International Whaling Commission
The worldwide outcry against the slaughter of whales in the 1980s led to the member countries of the International Whaling Commission voting for a global moratorium banning the whaling of 10 species of 'great whale' for commercial purposes. After decades of hunting, whale populations had been reduced to a mere fraction of their former levels and many species were perilously close to extinction. The moratorium has remained in place since 1986 and is allowing whales some respite to slowly begin to recover their populations, although they still battle many other threats such as shipping collisions, seismic disturbance, marine debris, pollution and the environmental changes brought by global warming. For some species of great whale the moratorium may have come too late, numbers of Blue Whale, Northern Right Whale and Gray Whale still teeter close to extinction.
Sadly, the whaling moratorium was only a temporary win and not all IWC countries respect it; both Japan and Norway have continued hunting whales. Both countries are determined to bring an end to the moratorium and with each annual meeting of the International Whaling Commission the moratorium looks ever more precarious.
Norway took out a reservation against the moratorium, and under IWC rules this means it's whaling industry has been allowed to continue killing Minke whales in the north east Atlantic.

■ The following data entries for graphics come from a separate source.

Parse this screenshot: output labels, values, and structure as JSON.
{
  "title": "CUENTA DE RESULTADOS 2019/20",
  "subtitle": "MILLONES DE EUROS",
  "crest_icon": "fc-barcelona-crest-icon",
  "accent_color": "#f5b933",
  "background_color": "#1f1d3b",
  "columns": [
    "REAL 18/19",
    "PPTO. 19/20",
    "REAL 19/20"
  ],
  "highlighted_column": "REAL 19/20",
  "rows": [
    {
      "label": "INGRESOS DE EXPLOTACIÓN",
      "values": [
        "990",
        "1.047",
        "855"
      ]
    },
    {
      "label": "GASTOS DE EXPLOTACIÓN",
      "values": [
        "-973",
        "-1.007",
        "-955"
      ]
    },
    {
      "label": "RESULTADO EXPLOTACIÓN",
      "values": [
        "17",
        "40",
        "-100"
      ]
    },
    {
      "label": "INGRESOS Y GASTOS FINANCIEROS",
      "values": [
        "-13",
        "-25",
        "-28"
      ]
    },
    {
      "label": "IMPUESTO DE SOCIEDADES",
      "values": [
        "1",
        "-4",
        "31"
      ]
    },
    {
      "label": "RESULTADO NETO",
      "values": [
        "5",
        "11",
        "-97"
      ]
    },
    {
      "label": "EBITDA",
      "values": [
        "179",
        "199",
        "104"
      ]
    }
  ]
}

Under the rules of the IWC, which were set up in the 1940s, countries are also allowed to issue permits to kill whales for scientific purposes. It is this loophole that Japan exploits to continue its whaling interests.
HSI always has a team of campaigners at the annual IWC meetings, lobbying to ensure the moratorium remains in place, scientific whaling is strongly opposed and proper conservation measures are taken to protect whale and dolphin populations. Considerable effort has gone into lobbying for sanctuaries, lately for a whale sanctuary in the South Pacific to compliment those already achieved in the Southern and Indian Oceans.